Вот так закончилась наша с Буги история. Наверное, должен был быть какой-то хитрый поворот сюжета, появление какого-то deus ex machina. В литературе, в художественной литературе, должно быть именно так. И это правильно. А моя рукопись, это, конечно, художественная литература, но, наверное, не очень хорошая. Потому что не было никаких богов и никаких машин. Там, в предгорьях. Была Буги с проломленным черепом и серо-зелеными пятнами на лице. Знаете, что это за пятна? Это мозг, такого цвета наш мозг, человеческий.
Мы, люди, способны на многое. Мы можем ненавидеть, убивать, забывать о нерожденных детях, не прощать и снова ненавидеть. А еще любить, быть нежными, доверчивыми, справедливыми, слабыми. Мы очень многое можем, правда. Но мы не умеем оставаться равнодушными. Что бы там ни происходило, какими бы циниками мы ни были – равнодушию так и не научились. За каменными лицами, за картонными масками, за зеркальными солнцезащитными очками мы можем прятать свое неравнодушие, но жить равнодушием – не умеем. Я даже больше скажу – менее всего равнодушны самые что ни на есть прожженные циники. Наверное, потому, что изо всех сил стараются не показывать свою любовь и свою ненависть. Все наши отношения, все наши поступки и дела обусловлены и характеризуются степенью отдаленности от того, что нам не дано, – от равнодушия. Это тоже парадокс, еще один парадокс. Недаром ведь говорят, что от любви до ненависти один шаг, а про равнодушие ничего не сказано.

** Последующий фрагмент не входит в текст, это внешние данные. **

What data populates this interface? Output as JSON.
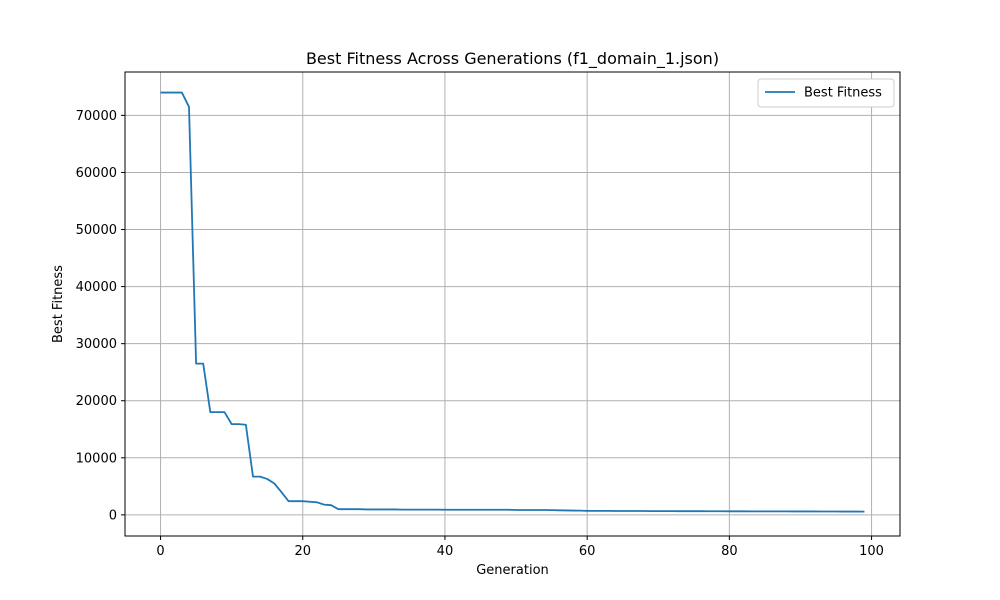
{
  "chart_data": {
    "type": "line",
    "title": "Best Fitness Across Generations (f1_domain_1.json)",
    "xlabel": "Generation",
    "ylabel": "Best Fitness",
    "xlim": [
      -5,
      104
    ],
    "ylim": [
      -3700,
      77600
    ],
    "x_ticks": [
      0,
      20,
      40,
      60,
      80,
      100
    ],
    "y_ticks": [
      0,
      10000,
      20000,
      30000,
      40000,
      50000,
      60000,
      70000
    ],
    "grid": true,
    "legend_position": "top-right",
    "series": [
      {
        "name": "Best Fitness",
        "color": "#1f77b4",
        "x": [
          0,
          1,
          2,
          3,
          4,
          5,
          6,
          7,
          8,
          9,
          10,
          11,
          12,
          13,
          14,
          15,
          16,
          17,
          18,
          19,
          20,
          21,
          22,
          23,
          24,
          25,
          26,
          27,
          28,
          29,
          30,
          31,
          32,
          33,
          34,
          35,
          36,
          37,
          38,
          39,
          40,
          41,
          42,
          43,
          44,
          45,
          46,
          47,
          48,
          49,
          50,
          51,
          52,
          53,
          54,
          55,
          56,
          57,
          58,
          59,
          60,
          61,
          62,
          63,
          64,
          65,
          66,
          67,
          68,
          69,
          70,
          71,
          72,
          73,
          74,
          75,
          76,
          77,
          78,
          79,
          80,
          81,
          82,
          83,
          84,
          85,
          86,
          87,
          88,
          89,
          90,
          91,
          92,
          93,
          94,
          95,
          96,
          97,
          98,
          99
        ],
        "y": [
          74000,
          74000,
          74000,
          74000,
          71500,
          26500,
          26500,
          18000,
          18000,
          18000,
          15900,
          15900,
          15800,
          6700,
          6700,
          6300,
          5500,
          4000,
          2400,
          2400,
          2400,
          2300,
          2200,
          1800,
          1700,
          1000,
          1000,
          1000,
          1000,
          950,
          950,
          950,
          950,
          950,
          920,
          920,
          920,
          920,
          920,
          920,
          900,
          900,
          900,
          900,
          900,
          900,
          900,
          900,
          900,
          900,
          850,
          850,
          850,
          850,
          850,
          830,
          800,
          780,
          760,
          740,
          700,
          700,
          700,
          700,
          680,
          680,
          680,
          680,
          680,
          660,
          660,
          660,
          660,
          650,
          650,
          650,
          650,
          640,
          640,
          640,
          630,
          630,
          630,
          620,
          620,
          620,
          610,
          610,
          610,
          600,
          600,
          600,
          600,
          590,
          590,
          590,
          580,
          580,
          580,
          570
        ]
      }
    ]
  }
}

Так вот, мы с Буги любили друг друга и ненавидели. Такова была наша жизнь.
А когда вдруг не оставалось возможности любить или ненавидеть – мы плакали, выли, катались по земле. Мы учились новому чувству, которое рождается, когда умирают на твоих глазах и ненависть и любовь. Чувству бессилия.
Я не знаю, что такое смерть. Все еще не знаю, хотя скоро у меня будет шанс это узнать. И там, за гранью, или даже на самой грани я наконец смогу понять главное – стоила ли того наша жизнь? Стоила ли она нашей любви, нашей ненависти, нашего бессилия. А если нет, тогда перед вратами небесного Освенцима я, пожалуй, задержусь. У меня будет пара вопросов к тем, кто там сидит. Пара вопросов, без ответов на которые нет и не будет мне покоя ни на этом, ни на том свете. Потому что я не умею быть равнодушным. Потому что я – человек.